Elections in the Netherlands are now only one day away and the Socialist Party will be hoping to regain some of their former glory, having once been the third largest party in Dutch politics. At a time where the far-right have dominated the political agenda, could this left wing party claim a surprise victory?
The Socialist Party (Socialistische Partij – SP) began life in 1971 as a Maoist political party, known as Communist Party of the Netherlands/Marxist-Leninist (KPN/ML) after a split from the similarly named Communist Movement of the Netherlands (Marxist-Leninist) over a heated debate on the role of intellectuals in class struggle. The party rebranded the following year to the ‘Socialist Party’ and, although they remained Maoist in loyalty, they frequently spoke out against the Communist Party of China.
The party began contesting elections in 1977, but made no progress; prior to the collapse of communism in Eastern Europe, the party peaked at 0.5% of the vote in 1982. In 1991, as the Soviet Union and its satellite states began to crumble, the party officially abolished the term Marxism-Leninism. Three years later, the Socialist Party saw their first MPs elected to the House of Representatives, after achieving 1.3% of the vote in elections in 1994.
Support for the party continued to increase its share of the vote, peaking in 2006 with almost 17% of the vote and 25 seats; this made the party the third largest party in the House of Representatives.
However, the party’s dropped significantly in the following election, losing 10 seats. In the most recent election in 2012, the party maintained its total of 15 seats, despite its support dipping slightly.
The party, which describes itself as the most active party in the Netherlands, is a social democratic party which stands for a platform of principles, known as ‘The Whole of Humanity’ (Heel de Mens). There are three parts to this platform: human dignity (respect for one person for another), equivalence (tolerance throughout society), and solidarity (helping and caring for each other).

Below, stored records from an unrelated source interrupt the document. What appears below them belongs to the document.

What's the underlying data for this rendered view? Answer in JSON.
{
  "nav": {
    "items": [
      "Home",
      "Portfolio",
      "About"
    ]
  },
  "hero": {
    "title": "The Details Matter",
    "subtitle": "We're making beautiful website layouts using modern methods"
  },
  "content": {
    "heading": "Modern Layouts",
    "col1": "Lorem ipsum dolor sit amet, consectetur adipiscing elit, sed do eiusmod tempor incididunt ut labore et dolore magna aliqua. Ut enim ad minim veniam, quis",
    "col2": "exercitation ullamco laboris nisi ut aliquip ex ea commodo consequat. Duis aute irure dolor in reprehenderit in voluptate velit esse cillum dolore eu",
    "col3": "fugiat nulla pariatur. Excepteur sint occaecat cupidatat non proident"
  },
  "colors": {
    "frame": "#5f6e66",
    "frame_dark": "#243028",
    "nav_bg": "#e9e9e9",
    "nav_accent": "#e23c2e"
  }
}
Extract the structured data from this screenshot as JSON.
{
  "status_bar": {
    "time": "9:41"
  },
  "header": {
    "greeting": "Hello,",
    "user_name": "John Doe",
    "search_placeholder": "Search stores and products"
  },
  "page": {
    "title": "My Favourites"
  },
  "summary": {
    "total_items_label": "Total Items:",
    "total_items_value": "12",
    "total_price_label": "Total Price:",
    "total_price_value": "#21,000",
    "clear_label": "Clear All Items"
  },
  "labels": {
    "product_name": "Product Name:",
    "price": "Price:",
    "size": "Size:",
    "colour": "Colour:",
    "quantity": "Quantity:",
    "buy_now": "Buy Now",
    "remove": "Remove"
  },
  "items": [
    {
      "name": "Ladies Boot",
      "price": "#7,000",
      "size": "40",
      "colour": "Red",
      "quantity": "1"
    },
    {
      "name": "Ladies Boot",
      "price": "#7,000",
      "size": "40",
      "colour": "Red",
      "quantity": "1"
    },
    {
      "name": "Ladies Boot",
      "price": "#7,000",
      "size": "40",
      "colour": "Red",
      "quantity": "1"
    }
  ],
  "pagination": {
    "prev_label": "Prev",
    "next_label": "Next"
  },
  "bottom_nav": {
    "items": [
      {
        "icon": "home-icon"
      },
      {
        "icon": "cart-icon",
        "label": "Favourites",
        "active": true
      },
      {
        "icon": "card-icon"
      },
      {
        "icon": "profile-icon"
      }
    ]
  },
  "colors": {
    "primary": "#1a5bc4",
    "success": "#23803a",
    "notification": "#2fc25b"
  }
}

The Socialist Party is fighting this year’s election on 10 main manifesto points:
- Stop the marketisation of healthcare
- Create a National Health Fund and provide coverage for everyone in the areas of mental health, dentistry, and physiotherapy
- Improved standards for education
- Fight for smaller class sizes, as well as creating a study grant for all students and a higher supplementary grant for those from lower-income households
- More work and more purchasing power
- Raise the minimum wage by 10% and lower the retirement age to 65
- Affordable housing
- Greater funding to housing associations and oblige them to build more affordable housing
- Restrict the ability of housing associations to sell social housing
- Fair shares and fair tax payments
- End the Netherlands’ role as a tax haven by ensuring corporations and multinationals pay their taxes to contribute to society
- Create a national people’s bank to secure people’s savings
- Reform of the European Union
- Negotiate a new European treaty to reinforce the independence of affiliated countries and increasing citizens’ opportunities for participation
- Aim to abolish the European Commission
- Invest in more neighbourhood police officers, as well as more financial investigators
- Tolerance and diversity
- Introduce small-scale reception facilities for refugees and conduct an active diversity policy, including for LGBT people
- Sustainable and renewable energy
- Greater investment into renewable energy to lead to more employment and lower energy costs for the public
- Transform intensive industrial farming into animal-friendly and sustainable husbandry
- ‘Seize the power’
- Fight against equality and for good services and democratic control
- Greater direct democracy through referenda, and greater voices for employees and patients on company boards and the health service respectively
WHAT DO THE POLLS SAY?
The most recent seat projections suggest that, once again, the number of seats held by the Socialist Party will remain the same. Polls this month have not put the seats that SP are likely to win above 16 (one more than they currently hold), but they could win as few as 12 seats. This could spell serious questions for the party’s future direction, as the party would have failed to maintain the success it received in elections over a decade ago.